West Point cadet killed in accident laid to rest
Cyril Josh Barker | 6/13/2019, 11:05 a.m.
Family and friends gathered on Tuesday for a memorial service for Christopher J. “C.J.” Morgan, the 22-year-old cadet killed during an accident when a vehicle overturned at the United States Military Academy at West Point.
Mourners gathered at West Orange High School in New Jersey where Morgan graduated from in 2015. Reports indicate that he was killed when a Light Medium Tactical Vehicle rolled over.
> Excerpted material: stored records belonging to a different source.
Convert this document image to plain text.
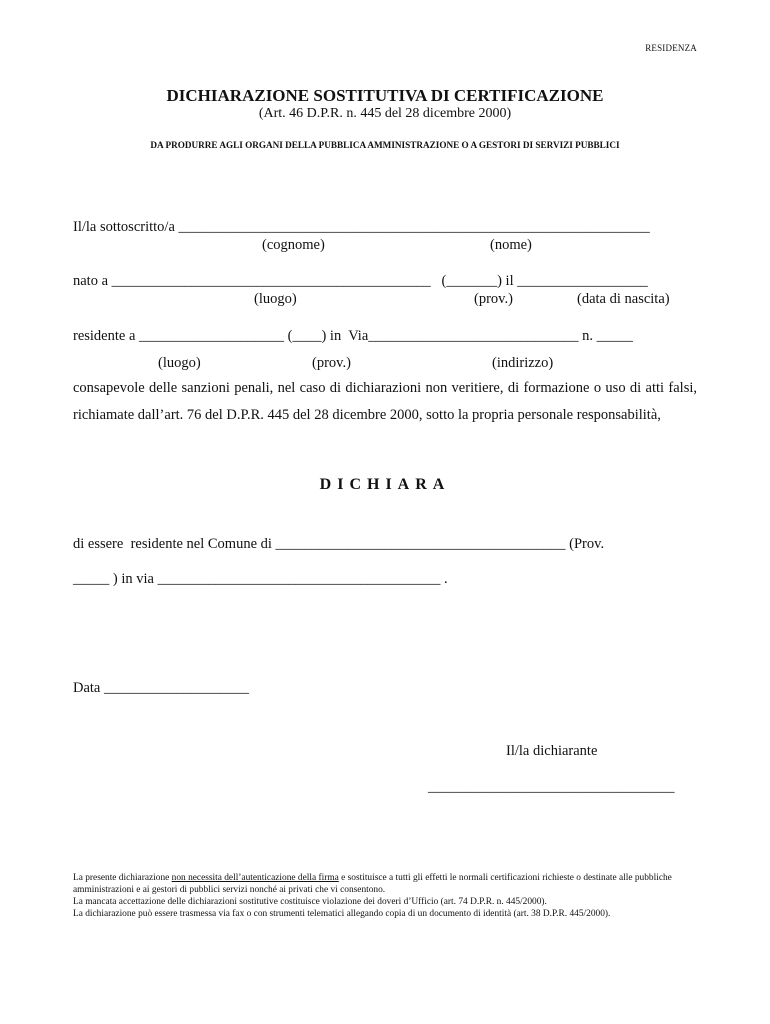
RESIDENZA
DICHIARAZIONE SOSTITUTIVA DI CERTIFICAZIONE
(Art. 46 D.P.R. n. 445 del 28 dicembre 2000)
DA PRODURRE AGLI ORGANI DELLA PUBBLICA AMMINISTRAZIONE O A GESTORI DI SERVIZI PUBBLICI
Il/la sottoscritto/a _________________________________________________________________
(cognome)	(nome)
nato a ____________________________________________   (_______) il __________________
(luogo)	(prov.)	(data di nascita)
residente a ____________________ (____) in  Via_____________________________ n. _____
(luogo)	(prov.)	(indirizzo)
consapevole delle sanzioni penali, nel caso di dichiarazioni non veritiere, di formazione o uso di atti falsi, richiamate dall’art. 76 del D.P.R. 445 del 28 dicembre 2000, sotto la propria personale responsabilità,
DICHIARA
di essere  residente nel Comune di ________________________________________ (Prov.
_____ ) in via _______________________________________ .
Data ____________________
Il/la dichiarante
__________________________________
La presente dichiarazione non necessita dell’autenticazione della firma e sostituisce a tutti gli effetti le normali certificazioni richieste o destinate alle pubbliche amministrazioni e ai gestori di pubblici servizi nonché ai privati che vi consentono.
La mancata accettazione delle dichiarazioni sostitutive costituisce violazione dei doveri d’Ufficio (art. 74 D.P.R. n. 445/2000).
La dichiarazione può essere trasmessa via fax o con strumenti telematici allegando copia di un documento di identità (art. 38 D.P.R. 445/2000).
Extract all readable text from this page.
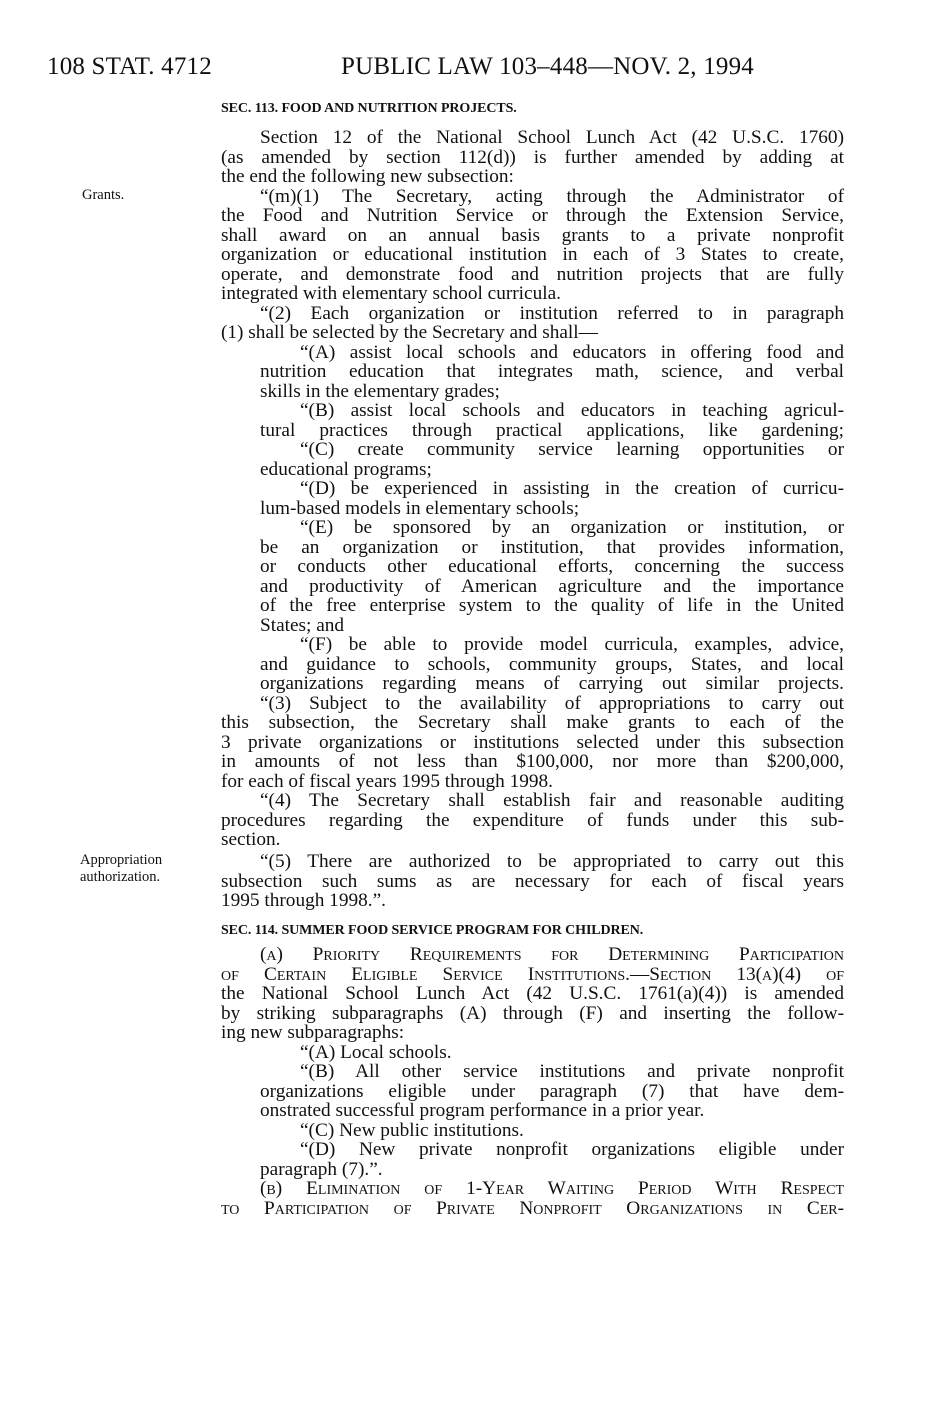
108 STAT. 4712	PUBLIC LAW 103–448—NOV. 2, 1994
Grants.
Appropriation
authorization.
SEC. 113. FOOD AND NUTRITION PROJECTS.
SEC. 114. SUMMER FOOD SERVICE PROGRAM FOR CHILDREN.
Section 12 of the National School Lunch Act (42 U.S.C. 1760)
(as amended by section 112(d)) is further amended by adding at
the end the following new subsection:
“(m)(1) The Secretary, acting through the Administrator of
the Food and Nutrition Service or through the Extension Service,
shall award on an annual basis grants to a private nonprofit
organization or educational institution in each of 3 States to create,
operate, and demonstrate food and nutrition projects that are fully
integrated with elementary school curricula.
“(2) Each organization or institution referred to in paragraph
(1) shall be selected by the Secretary and shall—
“(A) assist local schools and educators in offering food and
nutrition education that integrates math, science, and verbal
skills in the elementary grades;
“(B) assist local schools and educators in teaching agricul-
tural practices through practical applications, like gardening;
“(C) create community service learning opportunities or
educational programs;
“(D) be experienced in assisting in the creation of curricu-
lum-based models in elementary schools;
“(E) be sponsored by an organization or institution, or
be an organization or institution, that provides information,
or conducts other educational efforts, concerning the success
and productivity of American agriculture and the importance
of the free enterprise system to the quality of life in the United
States; and
“(F) be able to provide model curricula, examples, advice,
and guidance to schools, community groups, States, and local
organizations regarding means of carrying out similar projects.
“(3) Subject to the availability of appropriations to carry out
this subsection, the Secretary shall make grants to each of the
3 private organizations or institutions selected under this subsection
in amounts of not less than $100,000, nor more than $200,000,
for each of fiscal years 1995 through 1998.
“(4) The Secretary shall establish fair and reasonable auditing
procedures regarding the expenditure of funds under this sub-
section.
“(5) There are authorized to be appropriated to carry out this
subsection such sums as are necessary for each of fiscal years
1995 through 1998.”.
(a) Priority Requirements for Determining Participation
of Certain Eligible Service Institutions.—Section 13(a)(4) of
the National School Lunch Act (42 U.S.C. 1761(a)(4)) is amended
by striking subparagraphs (A) through (F) and inserting the follow-
ing new subparagraphs:
“(A) Local schools.
“(B) All other service institutions and private nonprofit
organizations eligible under paragraph (7) that have dem-
onstrated successful program performance in a prior year.
“(C) New public institutions.
“(D) New private nonprofit organizations eligible under
paragraph (7).”.
(b) Elimination of 1-Year Waiting Period With Respect
to Participation of Private Nonprofit Organizations in Cer-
Nearly 20 people were also injured in the accident.
“Cadet Morgan was a valued member of the Corps of Cadets and will be missed by all. The entire community is ensuring that our cadets are being cared for physically, emotionally, and spiritually,” Superintendent Lt. Gen. Darryl A. Williams said in a statement. “Our thoughts and prayers are with the Morgan family.”
Army West Point Wrestling Coach Kevin Ward said in one published report that Morgan was a talented athlete and that his teammates, students and teachers were “devastated by his passing.” “Chris had an infectious personality with a smile big enough to fill any room, and a heart big enough to love everyone around him,” he continued. “He made everyone around him better and he will be greatly missed.”
More than 1,000 people attended the memorial service held in the high school’s gymnasium. Morgan was best remembered as a stellar athlete who excelled in wrestling and football. He was also in the band.
Morgan was reportedly going to graduate from West Point in 2020 with a degree in law. In a previous interview he said he was studying political science, foreign affairs and global economy. He had dreams of working for Homeland Security.
“He was a bright light to everyone around,” said Brigadier General Jemal J. Beale at the service. “He was a bold young man willing to dream and make it a better place. His impact will endure, and we’ll enjoy the impact he had on our lives.”
Morgan’s brother, Colin, spoke at the service and said he looked up to his brother. He plans to follow in his brother’s footsteps and attend West Point after graduating from high school.
“He showed me the way in almost everything that I did,” Colin said. “I know if I can even reach half of the amount of people that he did or be half of the man that he was, I’ll be a great person.”